The NDP will have to vote against this non-confidence motion, because they aren’t election ready. Per the very helpful Canada Elections Tracker, the NDP only have 62 candidates nominated. A sprint to close nearly 300 nominations and then run a through Christmas campaign isn’t possible. And now Jagmeet has been made to look like an asshole and a fraud, and there’s nothing he can do because it’s true.
The honest truth is the NDP have utterly disgraced themselves. They’re an anti-intellectual party that claims to stand for science and expertise, they’re a party led by a rich elite that is trying to fly the flag of working class populism, and they’re a party of serious people who wilfully don the political equivalent of clown makeup before they’re allowed to speak in public. It is somehow the good explanation for their approach to public life that they’re all just lying to us, because it is somehow more terrifying if NDP MPs genuinely believe the things they say about Trudeau and still vote to sustain his government.

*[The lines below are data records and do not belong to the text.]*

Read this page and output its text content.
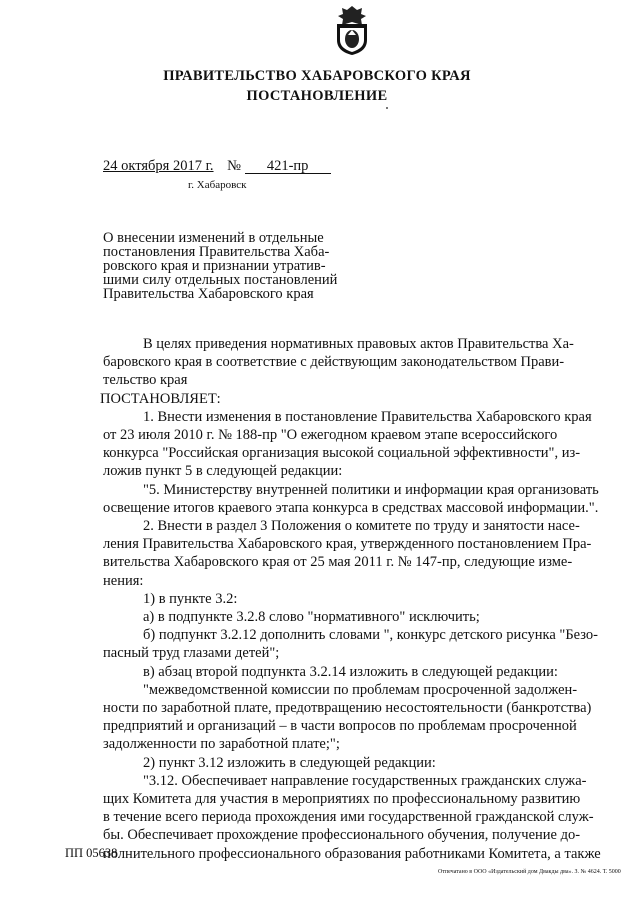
ПРАВИТЕЛЬСТВО ХАБАРОВСКОГО КРАЯ
ПОСТАНОВЛЕНИЕ
24 октября 2017 г. № 421-пр
г. Хабаровск
О внесении изменений в отдельные
постановления Правительства Хаба-
ровского края и признании утратив-
шими силу отдельных постановлений
Правительства Хабаровского края
В целях приведения нормативных правовых актов Правительства Ха-
баровского края в соответствие с действующим законодательством Прави-
тельство края
ПОСТАНОВЛЯЕТ:
1. Внести изменения в постановление Правительства Хабаровского края
от 23 июля 2010 г. № 188-пр "О ежегодном краевом этапе всероссийского
конкурса "Российская организация высокой социальной эффективности", из-
ложив пункт 5 в следующей редакции:
"5. Министерству внутренней политики и информации края организовать
освещение итогов краевого этапа конкурса в средствах массовой информации.".
2. Внести в раздел 3 Положения о комитете по труду и занятости насе-
ления Правительства Хабаровского края, утвержденного постановлением Пра-
вительства Хабаровского края от 25 мая 2011 г. № 147-пр, следующие изме-
нения:
1) в пункте 3.2:
а) в подпункте 3.2.8 слово "нормативного" исключить;
б) подпункт 3.2.12 дополнить словами ", конкурс детского рисунка "Безо-
пасный труд глазами детей";
в) абзац второй подпункта 3.2.14 изложить в следующей редакции:
"межведомственной комиссии по проблемам просроченной задолжен-
ности по заработной плате, предотвращению несостоятельности (банкротства)
предприятий и организаций – в части вопросов по проблемам просроченной
задолженности по заработной плате;";
2) пункт 3.12 изложить в следующей редакции:
"3.12. Обеспечивает направление государственных гражданских служа-
щих Комитета для участия в мероприятиях по профессиональному развитию
в течение всего периода прохождения ими государственной гражданской служ-
бы. Обеспечивает прохождение профессионального обучения, получение до-
полнительного профессионального образования работниками Комитета, а также
ПП 05638
Отпечатано в ООО «Издательский дом Двакды два». З. № 4624. Т. 5000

That the Liberals cannot put this clown car calamity in their rear view mirror is another reason to believe Trudeau must go, but let’s be honest at this point I could watch Charles Leclerc and the reincarnated body of Charles De Gaulle arguing about whether Monaco is part of France and find an excuse for why Trudeau should go. I get my bias on Trudeau at this point, even though I’m obviously correct. But the thing about Singh is that this is the one issue that everybody outside of the NDP tent, no matter how much we all disagree on everything else, can agree on. It is baffling not just to Liberals but Greens and Conservatives too that they’re just accepting this.
Poilievre’s stunt is genius, because it will once again expose Jagmeet as a vacuous liar more focused on conning Canadians than creating opportunity. He’s a liar, a snake oil salesman, and he is the only person who doesn’t understand that we all see through him. He’s Captain Renault, except he doesn’t seem to get that we all saw him pocket those francs.
He’s a liar, a snake oil salesman, and he is the only person who doesn’t understand that we all see through him.
It sounds like the perfect description of Poilievre here ... are you sure you're not confused?
“It is a great political stunt” which is only going to help Trudeau.
Perhaps Singh has to show he is a hypocrite with his statements about the government, but who cares? That is hardly news.
Poilievre solidifies his persona of annoying and unserious politician. Does Poilievre really want to be the record holder of failed attempts to trip the government? That does not appear to be very genius to me.